With the help of cross-border initiatives and interdisciplinary input, our team in Seoul had an invaluable opportunity to confront students with the issues facing an aging society, hoping to inspire them to develop innovative and inclusive solutions for elderly populations. The name chosen for the program was KimCheese, a combination of the words ‘kimchi’ and ‘cheese’: two traditional ingredients so different in color, texture and flavor that represent Korean and Swiss culinary traditions.
In addition to developing, prototyping, and testing sustainable solutions, the KimCheese program drew on know-how from other sources. Their work to aid older people benefited from expertise in engineering and gerontology from EPFL and KAIST, together with service and industrial design from Hongik University and ECAL.

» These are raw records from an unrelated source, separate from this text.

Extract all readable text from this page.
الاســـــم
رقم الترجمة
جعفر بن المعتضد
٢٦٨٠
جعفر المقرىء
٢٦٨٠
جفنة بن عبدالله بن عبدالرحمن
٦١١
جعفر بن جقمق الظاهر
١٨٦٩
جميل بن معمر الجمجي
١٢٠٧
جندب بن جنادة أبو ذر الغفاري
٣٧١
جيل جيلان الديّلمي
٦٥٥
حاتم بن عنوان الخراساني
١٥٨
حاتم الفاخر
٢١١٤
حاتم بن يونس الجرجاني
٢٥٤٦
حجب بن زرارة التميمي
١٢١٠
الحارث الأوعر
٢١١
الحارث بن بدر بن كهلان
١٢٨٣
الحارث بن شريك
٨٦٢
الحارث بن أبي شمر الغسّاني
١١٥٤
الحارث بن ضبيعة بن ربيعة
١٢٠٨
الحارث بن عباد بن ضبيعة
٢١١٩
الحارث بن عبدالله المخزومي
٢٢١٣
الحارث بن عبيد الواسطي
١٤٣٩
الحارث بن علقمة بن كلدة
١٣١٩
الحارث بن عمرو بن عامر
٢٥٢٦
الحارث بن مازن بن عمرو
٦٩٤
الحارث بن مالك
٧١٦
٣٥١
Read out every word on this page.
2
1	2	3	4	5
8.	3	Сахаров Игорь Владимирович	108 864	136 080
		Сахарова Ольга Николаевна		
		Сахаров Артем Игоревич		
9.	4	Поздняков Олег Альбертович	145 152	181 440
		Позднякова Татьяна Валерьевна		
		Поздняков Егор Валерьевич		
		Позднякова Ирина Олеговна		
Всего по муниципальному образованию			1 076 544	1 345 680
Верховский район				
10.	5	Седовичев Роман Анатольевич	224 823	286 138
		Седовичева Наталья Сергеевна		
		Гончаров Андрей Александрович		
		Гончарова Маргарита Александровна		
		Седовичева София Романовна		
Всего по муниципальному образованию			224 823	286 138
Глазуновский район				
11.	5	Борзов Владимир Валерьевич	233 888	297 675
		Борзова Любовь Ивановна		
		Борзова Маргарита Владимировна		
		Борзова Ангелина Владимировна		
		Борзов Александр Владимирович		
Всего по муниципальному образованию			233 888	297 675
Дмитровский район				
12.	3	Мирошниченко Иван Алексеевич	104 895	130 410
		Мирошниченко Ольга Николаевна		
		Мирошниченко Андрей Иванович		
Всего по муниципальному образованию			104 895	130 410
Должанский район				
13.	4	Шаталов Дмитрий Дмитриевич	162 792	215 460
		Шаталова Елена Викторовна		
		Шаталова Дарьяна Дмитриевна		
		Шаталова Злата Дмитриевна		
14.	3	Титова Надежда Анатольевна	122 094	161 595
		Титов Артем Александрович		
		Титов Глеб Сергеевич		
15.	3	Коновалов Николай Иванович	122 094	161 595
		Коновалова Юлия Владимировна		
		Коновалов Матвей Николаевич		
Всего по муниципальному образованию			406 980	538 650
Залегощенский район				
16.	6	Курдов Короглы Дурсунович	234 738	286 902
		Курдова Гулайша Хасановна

Some student teams focused on designing objects, such as a wheeled food service trolley, a hybrid grocery bag-shopping cart, and a Montessori-style stepladder/chair combination, to enhance accessibility and independence for senior users. Others built systems to help the elderly feel more connected to their community. Their choices were based on observation and reflected different habits in the two countries. “My involvement with other people on the program showed me how we can apply inclusive interaction and service design to an aging society,” said Alim Shin, an industrial design student at Hongik University who worked on the Sooda project.
The cross-cultural dimension arose when students were asked how their solutions would work in different cultural contexts. EPFL robotics student Kilian Scheiwiller, who worked on the shopping trolley, observed: “Small and unexpected differences, such as the fact that Korean pavements require bigger wheels, can have huge impacts on international designs.”
KimCheese is the fruit of collective efforts towards a more inclusive society. Getting out of the classroom and connecting with the local elderly community was initially a challenge for the students. They had to overcome language barriers and digest the – not always positive – feedback about their ideas. However, both the journey and the results made the project unique and helped establish what we hope will be long-lasting cooperation between the Swiss and Korean academic partners.